In chapter 13 we discuss using 3rd party libraries to extract text from various formats (MS documents, XML SAX and DOM, plain text, PDF) and place that text into indexes utilizing Hibernate Search. I is very easy to do utilizing the constructs of Hibernate Search and the chapter is filled with examples of how to do it.
I forgot to add that I'm not quite sure what you mean by non-text but you have to remember this is a full TEXT search engine. If you wanted to be able to search for, let's say, a particular jpg file, then the searchable data would not be the jpg file itself but text-based metadata that was entered about that jpg file.
As John said, we have examples in the book to index MS Doc and PDFs and you can download the book source code at book.emmanuelbernard.com/hsia
Generally, Hibernate Search provides the concept of bridge that let's you index unknown data type into Lucene. They are pretty much like Hibenate user types but for Hibernate Search.

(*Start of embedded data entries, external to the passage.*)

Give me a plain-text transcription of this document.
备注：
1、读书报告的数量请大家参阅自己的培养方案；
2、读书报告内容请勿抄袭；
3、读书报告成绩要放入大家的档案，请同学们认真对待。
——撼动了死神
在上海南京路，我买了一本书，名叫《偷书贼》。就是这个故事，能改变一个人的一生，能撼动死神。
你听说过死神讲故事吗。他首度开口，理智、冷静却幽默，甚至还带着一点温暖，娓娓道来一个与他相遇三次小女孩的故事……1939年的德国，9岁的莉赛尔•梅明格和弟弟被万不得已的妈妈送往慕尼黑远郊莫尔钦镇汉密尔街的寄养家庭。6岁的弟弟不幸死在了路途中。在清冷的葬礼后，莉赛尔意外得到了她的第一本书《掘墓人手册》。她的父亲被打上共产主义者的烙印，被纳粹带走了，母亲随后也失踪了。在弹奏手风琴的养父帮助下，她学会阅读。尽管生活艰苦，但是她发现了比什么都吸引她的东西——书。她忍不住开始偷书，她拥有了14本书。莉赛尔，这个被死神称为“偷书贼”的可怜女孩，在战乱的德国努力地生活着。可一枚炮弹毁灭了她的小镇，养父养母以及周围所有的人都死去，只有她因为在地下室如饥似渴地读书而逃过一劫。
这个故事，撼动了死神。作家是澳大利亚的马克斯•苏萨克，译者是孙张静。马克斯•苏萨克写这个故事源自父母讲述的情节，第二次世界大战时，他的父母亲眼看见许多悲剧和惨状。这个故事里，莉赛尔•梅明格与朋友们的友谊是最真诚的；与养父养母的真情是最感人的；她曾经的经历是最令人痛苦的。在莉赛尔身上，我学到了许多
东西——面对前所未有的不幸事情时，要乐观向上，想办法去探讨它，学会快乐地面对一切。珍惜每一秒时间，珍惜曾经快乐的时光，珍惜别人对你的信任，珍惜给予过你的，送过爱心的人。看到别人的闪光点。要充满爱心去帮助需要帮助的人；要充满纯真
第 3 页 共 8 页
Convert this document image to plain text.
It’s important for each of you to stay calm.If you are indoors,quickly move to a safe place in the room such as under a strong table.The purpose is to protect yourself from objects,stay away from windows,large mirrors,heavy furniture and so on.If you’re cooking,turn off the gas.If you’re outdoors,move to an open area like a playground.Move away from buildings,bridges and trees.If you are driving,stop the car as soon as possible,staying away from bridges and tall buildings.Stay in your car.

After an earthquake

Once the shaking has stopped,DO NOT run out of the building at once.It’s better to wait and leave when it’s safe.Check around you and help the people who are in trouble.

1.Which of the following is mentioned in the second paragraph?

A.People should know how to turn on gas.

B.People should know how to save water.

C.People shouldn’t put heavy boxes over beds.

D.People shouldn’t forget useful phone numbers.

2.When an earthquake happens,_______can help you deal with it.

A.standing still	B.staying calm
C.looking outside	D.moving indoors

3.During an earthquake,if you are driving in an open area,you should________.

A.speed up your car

Here are a few bridge examples people can implement: - read a URL (on your entity) where a PDF is, extract the data from the PDF and index it in the Lucene Document - read the byte (o your entity) representing a MS Document, extract the data and index it in the Lucene document - store and index a Map in a particular way not natively supported by Hibernate Search
Also Hibernate Search can index all the basic JDK types (URL, Date, numbers, etc)